Prediction efficiency of each SVM
| Lymphocyte SVM | Uncommitted progenitor cell SVM | Lymphocyte expert 2 | Uncommitted progenitor cell expert 2 | |
|---|---|---|---|---|
| Sensitivity | 0.994 | 0.944 | 0.934 | 0.974 |
| Specificity | 0.991 | 0.998 | 0.996 | 0.998 |
| MCC | 0.948 | 0.904 | 0.940 | 0.921 |
Average sensitivity, specificity, and MCC values were computed by calculating the mean of all sensitivity, specificity, and MCC measurements for the 50 test predictions for both the SVM and expert 2 (LP). Classifications from expert 1 (MRL) were designated as the true classifications.
Target population variability between replicate analyses
| Lymphocytes | Uncommitted progenitor cells | |
|---|---|---|
| Replicate FSC SD (linear units) | 3.28 | 25.6 |
| Replicate SSC SD (log units) | 0.022 | 0.053 |
| Replicate CD45 SD (log units) | 0.017 | 0.032 |
| Replicate CD34 SD (log units) | N.A. | 0.031 |
| Replicate frequency SD | 0.0053 | 0.0019 |
In each test patient, the average FSC, SSC, and CD45 intensities were calculated for the eight lymphocyte and uncommitted progenitor cell predictions.
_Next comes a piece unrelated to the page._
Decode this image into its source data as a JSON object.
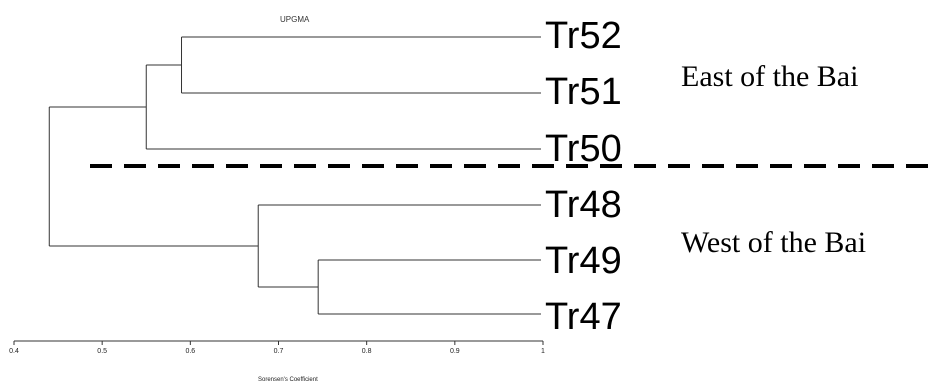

Replicate CD34 intensities were additionally computed for uncommitted progenitor cells but not lymphocytes, as the lymphocytes do not express this gene product. The variation (standard deviation) between these eight measurements was calculated for each test patient and averaged for the test patient cohort. Additionally, the predicted population frequency (predicted events/total events) was calculated for each of the eight predictions. The variation (standard deviation) of the predicted population frequency between the eight predictions was calculated for each patient and averaged for the test patient cohort.